The Talmud often assumes a dichotomy between the beit midrash and the shuk, the study house and the marketplace. The beit midrash is “inside”—it is where the elite scholars sit and study Torah, which is referred to as eternal life, חיי עולם. The shuk is “outside” – it is where the unlearned masses buy and sell and occupy themselves with the things of this temporal world, חיי שעה. When a scholar shares an inappropriate or incorrect teaching, his rabbi will sometimes tell him dismissively to go take his teaching to the shuk – implying that his words have no place in the sanctum of the beit midrash, where the scholars strive for truth. At other points in the Talmud, a scholar will offer a teaching that would be dangerous to share with the masses—such as a halakhic leniency that could lead to lapsed behavior—and his colleagues will tell him that he is correct, but he should not to teach his ruling in the marketplace. Various stories (Yoma 87a, Moed Katan 16a) pit the characters of rabbi and butcher against one another, not necessarily as antagonists but certainly as antitheses: One is learned and lofty, while the other is physical and fleshy. Shul and the playground seemed to be a similar dichotomy of inside and outside. But now that shul was outside, the boundaries had collapsed – I could daven maariv with a minyan while watching my kids play, and they could hear Kabbalat Shabbat while hanging from the monkey bars. Afterwards, Liav told me, “It was fun to go to shul in the playground. It’s nice that Hashem is everywhere.” The whole world, she understood, is filled with His glory.
And yet we feel that glory in some settings more than in others. I know many women who refuse to daven in any minyan that is not fully egalitarian. That was me for a long time, and someday perhaps it will be me again. But at this point in my life, my spiritual needs take precedence over my religious ideals, and I would rather daven in a non-egalitarian minyan than daven alone. The Talmud in Avodah Zarah (4b) warns that a person should never daven Musaf alone on Rosh Hashanah, lest he or she be the only person davening at that moment and God’s judgement be focused on that person entirely. Better that we should approach God as a community, with all our collective human foibles.
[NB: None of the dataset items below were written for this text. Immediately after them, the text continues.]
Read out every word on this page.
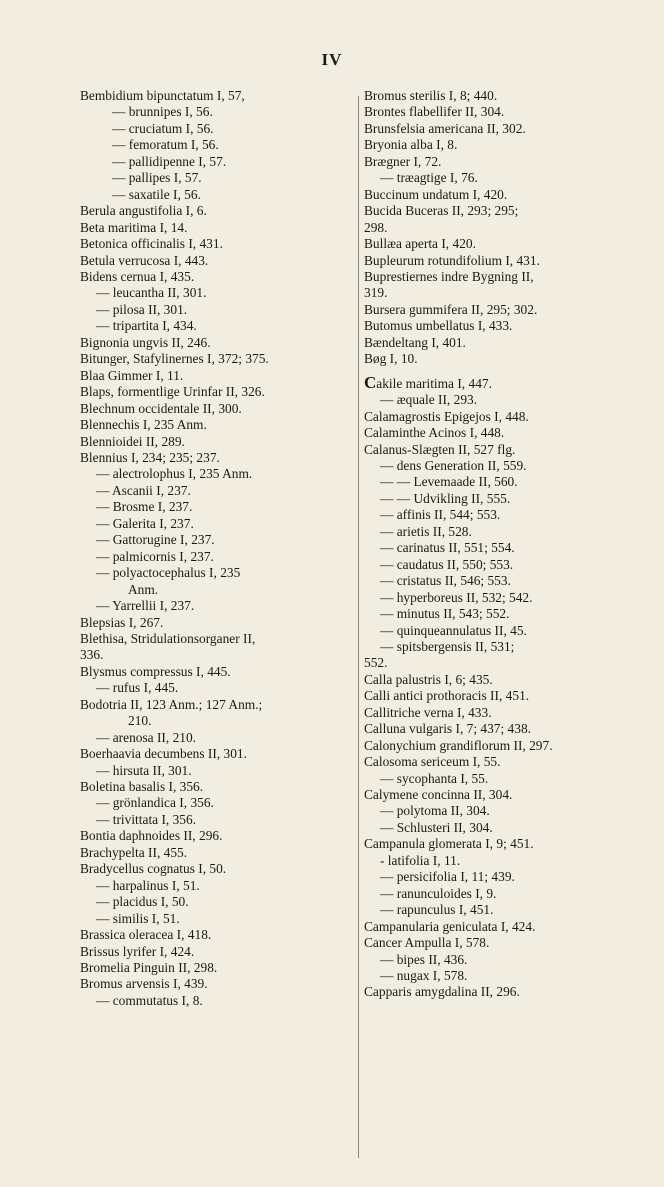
IV
Bembidium bipunctatum I, 57,
— brunnipes I, 56.
— cruciatum I, 56.
— femoratum I, 56.
— pallidipenne I, 57.
— pallipes I, 57.
— saxatile I, 56.
Berula angustifolia I, 6.
Beta maritima I, 14.
Betonica officinalis I, 431.
Betula verrucosa I, 443.
Bidens cernua I, 435.
— leucantha II, 301.
— pilosa II, 301.
— tripartita I, 434.
Bignonia ungvis II, 246.
Bitunger, Stafylinernes I, 372; 375.
Blaa Gimmer I, 11.
Blaps, formentlige Urinfar II, 326.
Blechnum occidentale II, 300.
Blennechis I, 235 Anm.
Blennioidei II, 289.
Blennius I, 234; 235; 237.
— alectrolophus I, 235 Anm.
— Ascanii I, 237.
— Brosme I, 237.
— Galerita I, 237.
— Gattorugine I, 237.
— palmicornis I, 237.
— polyactocephalus I, 235
Anm.
— Yarrellii I, 237.
Blepsias I, 267.
Blethisa, Stridulationsorganer II,
336.
Blysmus compressus I, 445.
— rufus I, 445.
Bodotria II, 123 Anm.; 127 Anm.;
210.
— arenosa II, 210.
Boerhaavia decumbens II, 301.
— hirsuta II, 301.
Boletina basalis I, 356.
— grönlandica I, 356.
— trivittata I, 356.
Bontia daphnoides II, 296.
Brachypelta II, 455.
Bradycellus cognatus I, 50.
— harpalinus I, 51.
— placidus I, 50.
— similis I, 51.
Brassica oleracea I, 418.
Brissus lyrifer I, 424.
Bromelia Pinguin II, 298.
Bromus arvensis I, 439.
— commutatus I, 8.
Bromus sterilis I, 8; 440.
Brontes flabellifer II, 304.
Brunsfelsia americana II, 302.
Bryonia alba I, 8.
Brægner I, 72.
— træagtige I, 76.
Buccinum undatum I, 420.
Bucida Buceras II, 293; 295;
298.
Bullæa aperta I, 420.
Bupleurum rotundifolium I, 431.
Buprestiernes indre Bygning II,
319.
Bursera gummifera II, 295; 302.
Butomus umbellatus I, 433.
Bændeltang I, 401.
Bøg I, 10.
Cakile maritima I, 447.
— æquale II, 293.
Calamagrostis Epigejos I, 448.
Calaminthe Acinos I, 448.
Calanus-Slægten II, 527 flg.
— dens Generation II, 559.
— — Levemaade II, 560.
— — Udvikling II, 555.
— affinis II, 544; 553.
— arietis II, 528.
— carinatus II, 551; 554.
— caudatus II, 550; 553.
— cristatus II, 546; 553.
— hyperboreus II, 532; 542.
— minutus II, 543; 552.
— quinqueannulatus II, 45.
— spitsbergensis II, 531;
552.
Calla palustris I, 6; 435.
Calli antici prothoracis II, 451.
Callitriche verna I, 433.
Calluna vulgaris I, 7; 437; 438.
Calonychium grandiflorum II, 297.
Calosoma sericeum I, 55.
— sycophanta I, 55.
Calymene concinna II, 304.
— polytoma II, 304.
— Schlusteri II, 304.
Campanula glomerata I, 9; 451.
- latifolia I, 11.
— persicifolia I, 11; 439.
— ranunculoides I, 9.
— rapunculus I, 451.
Campanularia geniculata I, 424.
Cancer Ampulla I, 578.
— bipes II, 436.
— nugax I, 578.
Capparis amygdalina II, 296.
If it allows more parents to daven as part of a community, then I’m all in favor of playground minyanim. While prayer isn’t quite like swinging on a tire swing, perhaps it’s not all that different from running in a relay race, with the prayer leader setting the pace. There are times when you are running and times when you are just standing there waiting for someone to pass you the baton. I tend to daven quickly, and so when I daven with others, I spend a lot of time waiting. It is in those lulls between various blessings and psalms that I often figure out what it is that I am really trying to say to God. Like the pauses between the movements of a symphony or the white spaces between the stanzas of a poem, the interstices of prayer are—in the words of Emily Dickinson—where the meanings are. Often in those moments of waiting, the kids distract me – Liav needs water, Shalvi fell down, Yitzvi woke up suddenly from his nap. I am fortunate they are all there to fill the white spaces, cognizant that they, too, are part of my prayers.